Mexican Drug Cartels Use Children as Decoys to Smuggle Criminals Into US, Texas Sheriff Says
A Border Patrol agent delivers a family unit who illegally entered the United States to a bus station in Brownsville, Texas, on Feb. 26, 2021. (John Moore/Getty Images)
Bill Pan
3/22/2021
Updated:
3/22/2021

Mexican drug cartels are taking advantage of the Biden administration’s border policies to use children as decoys to smuggle their members into the United States, according to a sheriff from Texas.

Hidalgo County Sheriff J.E. Guerra, who is on the front line of the ongoing surge in illegal crossings on the U.S.-Mexico border, told The New York Post that cartels are profiting more from trafficking humans than running drugs.

Guerra described the cartels’ tactics to the NY Post, saying that they split up families seeking to illegally cross the border, and use the children as decoys so that criminal thugs, posing as their relatives, can come over with the children and get admitted into the United States.

“Well, the cartels say, ‘You can cross with one child, we’re going to take two children. And we’re going to use those two children to smuggle two others and pretend that those are family units,’” Guerra said.

The United States is facing the largest wave of illegal immigrants in 20 years, with many unaccompanied minors, or children unlawfully entering the country without an adult, showing up at southwest border every day, according to Homeland Security (DHS) Secretary Alejandro Mayorkas.

“They are vulnerable children and we have ended the prior administration’s practice of expelling them,” Mayorkas said.

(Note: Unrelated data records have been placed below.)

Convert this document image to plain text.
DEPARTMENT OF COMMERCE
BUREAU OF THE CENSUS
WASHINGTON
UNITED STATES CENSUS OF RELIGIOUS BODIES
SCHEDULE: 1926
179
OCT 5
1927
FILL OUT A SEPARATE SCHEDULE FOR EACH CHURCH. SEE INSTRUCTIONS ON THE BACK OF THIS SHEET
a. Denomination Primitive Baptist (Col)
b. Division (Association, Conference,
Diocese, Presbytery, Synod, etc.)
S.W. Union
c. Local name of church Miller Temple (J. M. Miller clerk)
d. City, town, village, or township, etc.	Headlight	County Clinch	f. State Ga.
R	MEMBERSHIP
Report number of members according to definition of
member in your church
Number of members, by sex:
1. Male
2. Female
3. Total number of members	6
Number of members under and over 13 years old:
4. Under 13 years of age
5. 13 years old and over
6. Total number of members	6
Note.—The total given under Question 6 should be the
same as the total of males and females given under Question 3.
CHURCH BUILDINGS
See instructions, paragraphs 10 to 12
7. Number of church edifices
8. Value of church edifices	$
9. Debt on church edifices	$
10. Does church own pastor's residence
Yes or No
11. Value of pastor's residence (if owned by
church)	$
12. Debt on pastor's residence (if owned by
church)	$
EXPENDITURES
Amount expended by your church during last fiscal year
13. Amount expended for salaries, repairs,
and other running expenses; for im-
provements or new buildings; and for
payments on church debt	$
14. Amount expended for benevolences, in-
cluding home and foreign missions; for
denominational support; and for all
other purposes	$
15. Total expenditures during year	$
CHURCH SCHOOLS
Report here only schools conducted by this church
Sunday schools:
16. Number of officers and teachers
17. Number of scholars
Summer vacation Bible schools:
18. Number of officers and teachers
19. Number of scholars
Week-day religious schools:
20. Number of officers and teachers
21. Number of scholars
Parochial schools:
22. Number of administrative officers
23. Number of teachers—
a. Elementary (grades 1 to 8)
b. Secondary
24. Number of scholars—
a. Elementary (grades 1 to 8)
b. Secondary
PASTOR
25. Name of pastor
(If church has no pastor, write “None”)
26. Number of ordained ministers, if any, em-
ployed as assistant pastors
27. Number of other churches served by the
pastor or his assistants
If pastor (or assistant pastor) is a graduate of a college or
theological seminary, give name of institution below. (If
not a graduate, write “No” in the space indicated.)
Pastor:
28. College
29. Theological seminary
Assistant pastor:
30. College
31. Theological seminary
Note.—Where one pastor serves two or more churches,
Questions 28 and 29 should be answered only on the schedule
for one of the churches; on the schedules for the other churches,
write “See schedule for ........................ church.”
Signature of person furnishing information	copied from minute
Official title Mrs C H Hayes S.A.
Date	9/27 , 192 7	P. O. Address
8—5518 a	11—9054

Earlier this month, Texas Gov. Greg Abbott warned that Mexican drug cartels are flooding the border with women and children to overwhelm local law enforcement in an attempt to make it easier for them to smuggle drugs and humans into the United States.

“The cartels, they are involved in every single one of these border crossings we see,” Abbott, a Republican, said as he announced the plan to call in hundreds of National Guard troops to reinforce the Border Patrol agents in “high threat areas” to deny “Mexican cartels and other smugglers the ability to move drugs and people into Texas.”

“Texas is sending a message to any [migrant] caravan and to any cartel member: We’re ready. We’re waiting for you,” the Republican governor said. “If you dare step into the State of Texas, Texas will use every tool or strategy—we can to arrest anybody who’s violating the law, to put behind the bars anybody’s violating the law, to make sure that the laws in the state of Texas are going to be enforced.”

“If you are a caravan or you’re a cartel, you better take your activities to some other place, because they will not be accepted in Texas,” Abbott said, adding that he will try to fill the gaps in border security “left by the federal government.”